It’s time for the Suburban Synagogue … Again

Courtesy Temple Shir Tikva © 2020 Solomon+Bauer+Giambastiani Architects Inc

Editor’s Note: This article originally appeared in eJP in September 2019. It takes on added significance in light of the trend during the Covid-19 pandemic to leave cities and take up residence in suburban neighborhoods.

By Rabbi Danny Burkeman

[The following article is offered as a partnership between eJP and the Clergy Leadership Incubator program (CLI). CLI is a two-year program to support and encourage congregational rabbis and rabbinic entrepreneurs in the areas of innovative thinking, change management and institutional transformation. CLI is directed by Rabbi Sid Schwarz and is fiscally sponsored by Hazon. Each month CLI offers a Synagogue Innovation Blog. Past columns can be found at: www.cliforum.org/blog/.]

Ten years ago, I became a rabbi and, over that time, I have to confess that I have frequently broken one of the Ten Commandments. I have coveted. I have coveted as I have seen the attention and accolades that have been given to Jewish communal startups. I have coveted as I read about the programs and experiences that these communities were able to offer. And I have coveted as I have read about foundations pouring money into these emergent Jewish communities, all the while reinforcing the conventional and frequently incorrect wisdom that synagogues are dying. Newsflash: We are not dying – in fact many of us are thriving!

When I emerged from five years of rabbinical school, I was committed to working in a synagogue. I grew up in a congregation that was a home away from home for me and my family and I wanted to be part of sharing that with a community of my own. I began my rabbinate in a mega-urban congregation with a primary focus on young adult engagement. And in that role, I borrowed from and was inspired by the work of many of these emergent Jewish communities, some that I had experienced personally and others that I had read about. The important distinction for me was that this work was taking place in a synagogue community, a place that these young adults could join in their 20s and 30s and hopefully eventually share with their own families.

I loved the work, but I was aware that, whatever success we might have had with the local young adult population, the majority of them would not walk into a synagogue (or any other Jewish institution) until they began their own families (as is the traditional flow of Jewish life). I wanted a different type of connection. And so, after two years, I took a pulpit in a suburban synagogue. In my urban synagogue it had often felt like the day began around 4pm as schools finished and people started to arrive at our door. I wanted to be a part of a community where I engaged with people morning, noon, and night. I found this in the “traditional” (suburban) synagogue. The young adults were still in their 30s but now they frequently had children and sometimes mortgages, and I had a community to serve from across the generations, engaging with people of all ages and stages of life. This was the sacred work that I wanted to do; but I still looked over my shoulder at the emergent communities, gaining ideas from the work that they were doing.

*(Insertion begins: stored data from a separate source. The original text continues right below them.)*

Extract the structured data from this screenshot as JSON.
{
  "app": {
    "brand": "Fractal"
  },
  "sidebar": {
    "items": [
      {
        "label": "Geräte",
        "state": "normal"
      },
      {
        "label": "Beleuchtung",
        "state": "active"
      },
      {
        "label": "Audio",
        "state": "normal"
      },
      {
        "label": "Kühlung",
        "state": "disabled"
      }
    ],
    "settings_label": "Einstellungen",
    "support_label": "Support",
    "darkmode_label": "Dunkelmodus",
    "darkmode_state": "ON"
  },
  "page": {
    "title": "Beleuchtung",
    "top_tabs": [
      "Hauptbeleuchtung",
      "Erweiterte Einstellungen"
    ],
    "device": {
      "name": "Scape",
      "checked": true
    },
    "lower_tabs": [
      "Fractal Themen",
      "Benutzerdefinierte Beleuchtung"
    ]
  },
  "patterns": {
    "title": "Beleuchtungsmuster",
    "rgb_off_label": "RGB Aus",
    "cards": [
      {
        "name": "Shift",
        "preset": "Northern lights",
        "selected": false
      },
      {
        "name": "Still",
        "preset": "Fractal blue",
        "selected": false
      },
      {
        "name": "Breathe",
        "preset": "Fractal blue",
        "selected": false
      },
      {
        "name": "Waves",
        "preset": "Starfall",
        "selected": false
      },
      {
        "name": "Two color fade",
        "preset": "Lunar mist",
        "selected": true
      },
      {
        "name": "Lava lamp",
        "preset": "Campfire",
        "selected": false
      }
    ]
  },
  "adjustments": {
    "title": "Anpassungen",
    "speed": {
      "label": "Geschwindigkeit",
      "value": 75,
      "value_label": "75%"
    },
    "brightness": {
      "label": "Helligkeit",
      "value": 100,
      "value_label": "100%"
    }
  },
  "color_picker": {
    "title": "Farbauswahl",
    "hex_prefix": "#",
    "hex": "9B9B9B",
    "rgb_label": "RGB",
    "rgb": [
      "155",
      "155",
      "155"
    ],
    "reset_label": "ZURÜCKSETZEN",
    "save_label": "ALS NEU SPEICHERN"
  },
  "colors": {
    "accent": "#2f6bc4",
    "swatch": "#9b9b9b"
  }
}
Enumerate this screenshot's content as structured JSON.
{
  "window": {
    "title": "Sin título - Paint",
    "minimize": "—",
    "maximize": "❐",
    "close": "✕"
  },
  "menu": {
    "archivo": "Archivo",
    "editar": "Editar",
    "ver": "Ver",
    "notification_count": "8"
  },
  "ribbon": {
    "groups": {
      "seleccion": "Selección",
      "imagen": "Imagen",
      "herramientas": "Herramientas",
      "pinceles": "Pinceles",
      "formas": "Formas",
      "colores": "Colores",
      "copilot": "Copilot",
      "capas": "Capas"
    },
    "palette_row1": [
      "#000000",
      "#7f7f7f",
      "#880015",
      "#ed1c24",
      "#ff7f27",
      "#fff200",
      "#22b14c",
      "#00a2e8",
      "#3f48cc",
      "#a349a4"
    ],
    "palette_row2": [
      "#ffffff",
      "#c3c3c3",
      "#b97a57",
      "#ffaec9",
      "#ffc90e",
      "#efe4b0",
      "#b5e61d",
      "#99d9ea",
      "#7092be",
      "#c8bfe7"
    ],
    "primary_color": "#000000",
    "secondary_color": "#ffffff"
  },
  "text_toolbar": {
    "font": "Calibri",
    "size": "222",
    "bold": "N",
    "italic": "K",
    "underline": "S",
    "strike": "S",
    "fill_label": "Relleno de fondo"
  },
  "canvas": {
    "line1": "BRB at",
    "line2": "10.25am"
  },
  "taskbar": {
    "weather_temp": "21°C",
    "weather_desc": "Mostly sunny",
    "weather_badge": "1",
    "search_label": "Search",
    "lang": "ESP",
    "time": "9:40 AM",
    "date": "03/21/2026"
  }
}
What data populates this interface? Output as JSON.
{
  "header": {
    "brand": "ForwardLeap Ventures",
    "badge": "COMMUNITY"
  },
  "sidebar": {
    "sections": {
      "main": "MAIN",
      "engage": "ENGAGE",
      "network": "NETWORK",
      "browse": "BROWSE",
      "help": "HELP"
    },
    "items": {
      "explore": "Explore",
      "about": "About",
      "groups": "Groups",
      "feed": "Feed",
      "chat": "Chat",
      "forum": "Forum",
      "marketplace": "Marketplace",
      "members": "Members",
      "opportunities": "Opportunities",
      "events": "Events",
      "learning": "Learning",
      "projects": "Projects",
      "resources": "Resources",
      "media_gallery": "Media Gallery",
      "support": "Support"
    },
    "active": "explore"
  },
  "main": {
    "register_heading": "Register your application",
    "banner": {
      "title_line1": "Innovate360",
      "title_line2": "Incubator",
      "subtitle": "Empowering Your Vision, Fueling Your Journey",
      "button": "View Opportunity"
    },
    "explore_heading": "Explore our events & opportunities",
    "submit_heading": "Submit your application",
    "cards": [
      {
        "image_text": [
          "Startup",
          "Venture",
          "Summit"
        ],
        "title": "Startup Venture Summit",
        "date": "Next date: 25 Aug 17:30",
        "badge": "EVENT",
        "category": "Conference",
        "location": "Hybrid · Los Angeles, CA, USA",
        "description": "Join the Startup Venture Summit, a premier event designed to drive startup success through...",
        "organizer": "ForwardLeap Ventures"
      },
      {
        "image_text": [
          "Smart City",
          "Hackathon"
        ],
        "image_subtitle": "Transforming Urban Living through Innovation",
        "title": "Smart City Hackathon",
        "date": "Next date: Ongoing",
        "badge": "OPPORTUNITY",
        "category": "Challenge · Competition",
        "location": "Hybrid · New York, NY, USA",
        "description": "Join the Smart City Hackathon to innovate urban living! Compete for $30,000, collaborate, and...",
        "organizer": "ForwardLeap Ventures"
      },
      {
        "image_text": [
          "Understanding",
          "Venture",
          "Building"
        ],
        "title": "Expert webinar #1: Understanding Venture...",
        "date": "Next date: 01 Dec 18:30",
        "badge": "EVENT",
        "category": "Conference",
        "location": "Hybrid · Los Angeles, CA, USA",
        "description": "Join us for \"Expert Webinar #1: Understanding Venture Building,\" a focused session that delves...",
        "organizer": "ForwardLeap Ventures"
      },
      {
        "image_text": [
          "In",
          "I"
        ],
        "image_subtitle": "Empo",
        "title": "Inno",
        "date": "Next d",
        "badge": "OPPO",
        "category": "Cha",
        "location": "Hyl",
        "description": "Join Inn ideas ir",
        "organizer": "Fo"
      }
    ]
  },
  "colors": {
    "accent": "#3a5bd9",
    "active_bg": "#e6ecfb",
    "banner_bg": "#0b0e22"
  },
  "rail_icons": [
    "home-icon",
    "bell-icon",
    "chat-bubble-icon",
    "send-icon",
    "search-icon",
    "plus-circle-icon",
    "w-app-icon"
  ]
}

My frustration came from the fact that, rather than simply supporting the work of these emergent communities, many academics, analysts and opinion leaders and the foundations they influenced seem to advocate an anti-synagogue agenda. These groups took pride in rejecting synagogue as a part of their identity. And it felt like the Jewish community was preparing itself for a new dawn with the death of the synagogue and something new emerging. In one fellowship in which I had the privilege of participating, I felt that there was an agenda for the rabbis to quit their pulpit positions and develop the next Jewish startup. It was never said explicitly, but it was there implicitly in so much of what was said and done.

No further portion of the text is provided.